Naissance du tissage à Lyon
En 1466 Louis XI sollicite la ville de Lyon pour qu’elle installe dans ses murs des métiers à tisser la soie afin que l’importation venant d’Espagne ou d’Italie soit freinée
En 1536, François 1er accorde à Lyon le privilège du tissage des fils d’or, d’argent et de soie.
Etienne Turquet et Barthélemy Naris, deux négociants d’origine piémontaise, vont être les pionniers de la soierie lyonnaise.
A la fin du XVIe siècle, est créée la Corporation des ouvriers en drap d’or, d’argent et de soie qui fait travailler 10 000 Lyonnais.
En 1667, Colbert organise, par une ordonnance royale, la Grande Fabrique qui regroupe tous les acteurs de la production de soieries.
C'est dans le quartier de Saint-Georges, au pied de la colline de Fourvière, que les tisseurs s'installèrent principalement.
En 1800 Joseph-Marie JACQUARD, créa une machine portant son nom Mécanique de Jacquard, il reçut le brevet d'invention le 23 décembre 1801 ; cette découverte permis aux tisseurs de travailler plus rapidement avec une infinité de fils. Ceux-ci s'installèrent vers 1815 en haut des pentes et sur le plateau de la Croix Rousse.
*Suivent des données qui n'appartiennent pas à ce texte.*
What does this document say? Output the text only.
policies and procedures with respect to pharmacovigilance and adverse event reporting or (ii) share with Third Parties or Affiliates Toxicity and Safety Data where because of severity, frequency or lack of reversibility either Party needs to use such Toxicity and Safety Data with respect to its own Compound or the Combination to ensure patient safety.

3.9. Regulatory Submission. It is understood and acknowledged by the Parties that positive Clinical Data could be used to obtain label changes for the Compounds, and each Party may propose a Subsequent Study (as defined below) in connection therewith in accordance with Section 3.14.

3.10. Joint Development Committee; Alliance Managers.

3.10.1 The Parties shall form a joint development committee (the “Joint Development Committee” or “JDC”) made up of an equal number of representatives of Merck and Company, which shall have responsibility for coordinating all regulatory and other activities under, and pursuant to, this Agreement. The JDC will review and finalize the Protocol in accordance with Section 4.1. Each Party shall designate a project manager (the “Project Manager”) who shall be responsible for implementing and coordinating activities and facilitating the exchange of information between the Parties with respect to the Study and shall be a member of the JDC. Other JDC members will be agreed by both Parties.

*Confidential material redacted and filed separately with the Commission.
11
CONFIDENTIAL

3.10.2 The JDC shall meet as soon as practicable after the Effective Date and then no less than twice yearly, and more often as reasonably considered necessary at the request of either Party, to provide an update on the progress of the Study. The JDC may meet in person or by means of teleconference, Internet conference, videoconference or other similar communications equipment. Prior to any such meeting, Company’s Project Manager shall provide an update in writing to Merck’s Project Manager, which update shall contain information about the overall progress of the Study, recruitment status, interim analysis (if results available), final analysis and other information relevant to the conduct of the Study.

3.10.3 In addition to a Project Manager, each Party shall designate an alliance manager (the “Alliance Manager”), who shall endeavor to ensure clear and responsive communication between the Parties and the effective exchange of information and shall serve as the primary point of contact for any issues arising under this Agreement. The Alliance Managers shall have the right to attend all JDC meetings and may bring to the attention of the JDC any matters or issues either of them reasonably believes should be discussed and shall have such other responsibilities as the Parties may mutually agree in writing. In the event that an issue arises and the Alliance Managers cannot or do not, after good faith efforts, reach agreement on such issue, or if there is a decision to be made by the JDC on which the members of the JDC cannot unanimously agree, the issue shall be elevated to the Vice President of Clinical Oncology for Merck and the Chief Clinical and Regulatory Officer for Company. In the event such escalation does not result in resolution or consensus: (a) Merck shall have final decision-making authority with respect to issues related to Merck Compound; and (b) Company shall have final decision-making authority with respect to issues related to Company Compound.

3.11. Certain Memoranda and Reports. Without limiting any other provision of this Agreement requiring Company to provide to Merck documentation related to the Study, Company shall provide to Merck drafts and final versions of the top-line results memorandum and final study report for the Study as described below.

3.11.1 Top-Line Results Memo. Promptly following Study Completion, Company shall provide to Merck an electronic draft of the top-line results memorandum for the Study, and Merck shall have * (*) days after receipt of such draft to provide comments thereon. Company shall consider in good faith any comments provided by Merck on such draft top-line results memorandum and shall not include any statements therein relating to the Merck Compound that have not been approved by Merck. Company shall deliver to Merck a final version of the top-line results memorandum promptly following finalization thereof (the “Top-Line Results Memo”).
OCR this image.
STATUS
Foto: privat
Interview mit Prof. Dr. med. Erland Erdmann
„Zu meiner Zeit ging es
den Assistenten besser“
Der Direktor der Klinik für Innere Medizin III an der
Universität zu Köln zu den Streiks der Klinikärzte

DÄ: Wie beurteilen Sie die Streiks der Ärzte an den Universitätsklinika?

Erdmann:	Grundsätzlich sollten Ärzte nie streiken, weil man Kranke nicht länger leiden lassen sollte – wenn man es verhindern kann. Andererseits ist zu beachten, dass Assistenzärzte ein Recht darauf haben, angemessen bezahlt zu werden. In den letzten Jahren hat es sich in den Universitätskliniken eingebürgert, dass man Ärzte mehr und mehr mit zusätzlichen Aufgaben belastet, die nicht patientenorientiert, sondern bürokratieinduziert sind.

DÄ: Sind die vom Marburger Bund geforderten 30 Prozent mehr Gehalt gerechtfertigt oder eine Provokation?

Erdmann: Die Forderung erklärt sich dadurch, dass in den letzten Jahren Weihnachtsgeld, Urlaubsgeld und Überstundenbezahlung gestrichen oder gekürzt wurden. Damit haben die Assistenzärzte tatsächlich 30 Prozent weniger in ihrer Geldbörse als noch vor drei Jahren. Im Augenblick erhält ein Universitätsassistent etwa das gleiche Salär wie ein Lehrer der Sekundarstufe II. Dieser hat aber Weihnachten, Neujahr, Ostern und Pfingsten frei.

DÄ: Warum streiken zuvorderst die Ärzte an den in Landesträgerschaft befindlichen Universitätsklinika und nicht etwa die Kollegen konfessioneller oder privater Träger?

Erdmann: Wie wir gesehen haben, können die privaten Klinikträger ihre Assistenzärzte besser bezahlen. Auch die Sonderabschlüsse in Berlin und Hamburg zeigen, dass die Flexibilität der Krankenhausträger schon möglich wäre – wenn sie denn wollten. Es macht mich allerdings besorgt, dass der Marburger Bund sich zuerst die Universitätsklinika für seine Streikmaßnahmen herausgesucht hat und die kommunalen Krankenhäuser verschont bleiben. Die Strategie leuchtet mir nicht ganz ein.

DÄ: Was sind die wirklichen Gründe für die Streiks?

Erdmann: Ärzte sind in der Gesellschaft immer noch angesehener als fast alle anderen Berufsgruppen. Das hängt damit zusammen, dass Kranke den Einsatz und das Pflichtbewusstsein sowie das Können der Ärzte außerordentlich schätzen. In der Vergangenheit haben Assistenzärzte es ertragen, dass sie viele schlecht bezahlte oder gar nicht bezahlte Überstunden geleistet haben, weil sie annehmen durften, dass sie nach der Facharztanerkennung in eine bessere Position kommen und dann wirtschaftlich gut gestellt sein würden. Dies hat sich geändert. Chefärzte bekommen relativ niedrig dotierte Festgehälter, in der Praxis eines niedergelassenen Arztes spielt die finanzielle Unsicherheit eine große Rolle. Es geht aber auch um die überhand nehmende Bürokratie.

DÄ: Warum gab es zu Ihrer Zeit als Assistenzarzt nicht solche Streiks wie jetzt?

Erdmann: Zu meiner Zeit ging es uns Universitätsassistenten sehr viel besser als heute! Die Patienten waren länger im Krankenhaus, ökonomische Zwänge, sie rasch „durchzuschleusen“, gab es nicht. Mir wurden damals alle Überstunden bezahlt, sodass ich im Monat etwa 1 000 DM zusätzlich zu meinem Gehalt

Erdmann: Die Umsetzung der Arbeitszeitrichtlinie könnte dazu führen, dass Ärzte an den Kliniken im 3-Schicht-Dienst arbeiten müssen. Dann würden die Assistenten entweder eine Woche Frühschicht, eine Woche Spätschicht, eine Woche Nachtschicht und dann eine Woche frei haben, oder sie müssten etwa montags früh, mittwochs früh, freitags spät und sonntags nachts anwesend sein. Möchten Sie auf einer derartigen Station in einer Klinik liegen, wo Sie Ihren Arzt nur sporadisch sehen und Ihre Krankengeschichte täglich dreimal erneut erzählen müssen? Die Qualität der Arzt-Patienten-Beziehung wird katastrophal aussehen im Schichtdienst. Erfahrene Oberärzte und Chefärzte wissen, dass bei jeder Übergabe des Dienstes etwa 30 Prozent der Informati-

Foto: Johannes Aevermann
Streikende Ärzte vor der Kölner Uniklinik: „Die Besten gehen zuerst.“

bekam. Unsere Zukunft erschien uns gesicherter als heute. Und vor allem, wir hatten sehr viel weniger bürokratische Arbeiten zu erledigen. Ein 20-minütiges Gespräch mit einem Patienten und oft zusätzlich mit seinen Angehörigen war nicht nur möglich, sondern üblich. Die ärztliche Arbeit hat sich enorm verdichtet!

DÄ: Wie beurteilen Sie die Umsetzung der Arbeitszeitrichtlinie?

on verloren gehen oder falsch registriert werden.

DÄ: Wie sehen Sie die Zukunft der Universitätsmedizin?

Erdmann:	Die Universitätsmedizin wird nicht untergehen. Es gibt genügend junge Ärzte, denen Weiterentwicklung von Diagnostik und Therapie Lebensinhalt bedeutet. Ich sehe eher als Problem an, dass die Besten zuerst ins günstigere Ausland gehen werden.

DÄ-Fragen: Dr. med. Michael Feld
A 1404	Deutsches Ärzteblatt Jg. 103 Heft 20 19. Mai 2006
Cette machine que l'on ajoutait au-dessus des métiers à tisser, nécessitait des plafonds de plus de 4 m de haut.
Les canuts et la Croix-Rousse
C'est grâce au développement de la soierie, que le plateau de la Croix-Rousse va se recouvrir de constructions nouvelles adaptées aux tisserands (les canuts) à partir de 1800.
Ces maisons sont hautes (jusqu'à 6 étages) et chaque étage est d'une hauteur suffisante (de 3,6 m à 4 m) pour pouvoir mettre des mécaniques Jacquard au-dessus des métiers à tisser qui sont placés devant les fenêtres.
L'arrière des ateliers est aménagé en appartement comportant un coin pour la cuisine, une alcôve avec le lit conjugal ainsi qu'une mezzanine (la soupente) sur laquelle dorment les enfants voire les apprentis.
Bien que propriétaires de leurs métiers, les tisserands sont plus à considérer comme des ouvriers à domicile exploités par les "fabricants" qui habitent en ville.
Les conditions de vie deviennent si mauvaises que plusieurs révoltes éclatent en 1831 et 1834 puis 1848 et 1849.
C'est pour faire régner l'ordre que le 19 juin 1851 les députés votent la loi de réunion des faubourgs (La Croix-Rousse, Vaise et La Guillotière) à la ville de Lyon.
Les canuts
Il y a deux classes d'ouvriers
- Les maîtres ou chefs d'ateliers
- Ils ont plusieurs métiers chez eux, trois, quatre, rarement plus de six ou huit.
- Les compagnons ou compagnonnes
- Ils occupent une partie des métiers de maîtres.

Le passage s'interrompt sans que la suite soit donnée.